Implement register allocator for floating point registers.

Also:
- Fix misuses of emitting the rex prefix in the x86_64 assembler.
- Fix movaps code generation in the x86_64 assembler.

Change-Id: Ib6dcf6e7c4a9c43368cfc46b02ba50f69ae69cbe
diff --git a/compiler/optimizing/code_generator.cc b/compiler/optimizing/code_generator.cc
index 408e13e..d5cd490 100644
--- a/compiler/optimizing/code_generator.cc
+++ b/compiler/optimizing/code_generator.cc
@@ -473,8 +473,7 @@
       case Location::kRegister : {
         int id = location.reg();
         stack_map_stream_.AddDexRegisterEntry(DexRegisterMap::kInRegister, id);
-        if (current->GetType() == Primitive::kPrimDouble
-            || current->GetType() == Primitive::kPrimLong) {
+        if (current->GetType() == Primitive::kPrimLong) {
           stack_map_stream_.AddDexRegisterEntry(DexRegisterMap::kInRegister, id);
           ++i;
           DCHECK_LT(i, environment_size);
@@ -482,52 +481,55 @@
         break;
       }
 
+      case Location::kFpuRegister : {
+        int id = location.reg();
+        stack_map_stream_.AddDexRegisterEntry(DexRegisterMap::kInFpuRegister, id);
+        if (current->GetType() == Primitive::kPrimDouble) {
+          stack_map_stream_.AddDexRegisterEntry(DexRegisterMap::kInFpuRegister, id);
+          ++i;
+          DCHECK_LT(i, environment_size);
+        }
+        break;
+      }
+
       default:
         LOG(FATAL) << "Unexpected kind " << location.GetKind();
     }
   }
 }
 
-size_t CodeGenerator::GetStackOffsetOfSavedRegister(size_t index) {
-  return first_register_slot_in_slow_path_ + index * GetWordSize();
-}
-
 void CodeGenerator::SaveLiveRegisters(LocationSummary* locations) {
   RegisterSet* register_set = locations->GetLiveRegisters();
-  uint32_t count = 0;
+  size_t stack_offset = first_register_slot_in_slow_path_;
   for (size_t i = 0, e = GetNumberOfCoreRegisters(); i < e; ++i) {
     if (register_set->ContainsCoreRegister(i)) {
-      size_t stack_offset = GetStackOffsetOfSavedRegister(count);
-      ++count;
-      SaveCoreRegister(Location::StackSlot(stack_offset), i);
       // If the register holds an object, update the stack mask.

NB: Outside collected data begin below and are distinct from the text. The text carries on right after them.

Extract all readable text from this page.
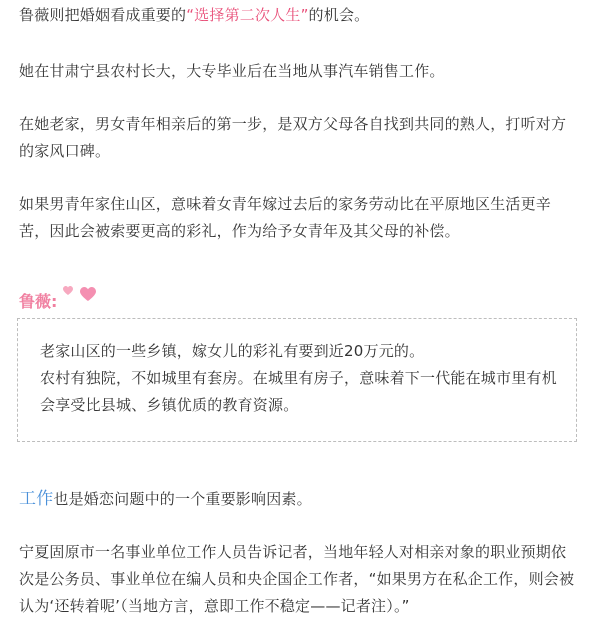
鲁薇则把婚姻看成重要的“选择第二次人生”的机会。

她在甘肃宁县农村长大，大专毕业后在当地从事汽车销售工作。

在她老家，男女青年相亲后的第一步，是双方父母各自找到共同的熟人，打听对方的家风口碑。

如果男青年家住山区，意味着女青年嫁过去后的家务劳动比在平原地区生活更辛苦，因此会被索要更高的彩礼，作为给予女青年及其父母的补偿。

鲁薇:

老家山区的一些乡镇，嫁女儿的彩礼有要到近20万元的。
农村有独院，不如城里有套房。在城里有房子，意味着下一代能在城市里有机会享受比县城、乡镇优质的教育资源。

工作也是婚恋问题中的一个重要影响因素。

宁夏固原市一名事业单位工作人员告诉记者，当地年轻人对相亲对象的职业预期依次是公务员、事业单位在编人员和央企国企工作者，“如果男方在私企工作，则会被认为‘还转着呢’（当地方言，意即工作不稳定——记者注）。”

       if (locations->RegisterContainsObject(i)) {
         locations->SetStackBit(stack_offset / kVRegSize);
       }
+      stack_offset += SaveCoreRegister(stack_offset, i);
     }
   }
 
   for (size_t i = 0, e = GetNumberOfFloatingPointRegisters(); i < e; ++i) {
     if (register_set->ContainsFloatingPointRegister(i)) {
-      LOG(FATAL) << "Unimplemented";
+      stack_offset += SaveFloatingPointRegister(stack_offset, i);
     }
   }
 }
 
 void CodeGenerator::RestoreLiveRegisters(LocationSummary* locations) {
   RegisterSet* register_set = locations->GetLiveRegisters();
-  uint32_t count = 0;
+  size_t stack_offset = first_register_slot_in_slow_path_;
   for (size_t i = 0, e = GetNumberOfCoreRegisters(); i < e; ++i) {
     if (register_set->ContainsCoreRegister(i)) {
-      size_t stack_offset = GetStackOffsetOfSavedRegister(count);
-      ++count;
-      RestoreCoreRegister(Location::StackSlot(stack_offset), i);
+      stack_offset += RestoreCoreRegister(stack_offset, i);
     }
   }
 
   for (size_t i = 0, e = GetNumberOfFloatingPointRegisters(); i < e; ++i) {
     if (register_set->ContainsFloatingPointRegister(i)) {
-      LOG(FATAL) << "Unimplemented";
+      stack_offset += RestoreFloatingPointRegister(stack_offset, i);
     }
   }
 }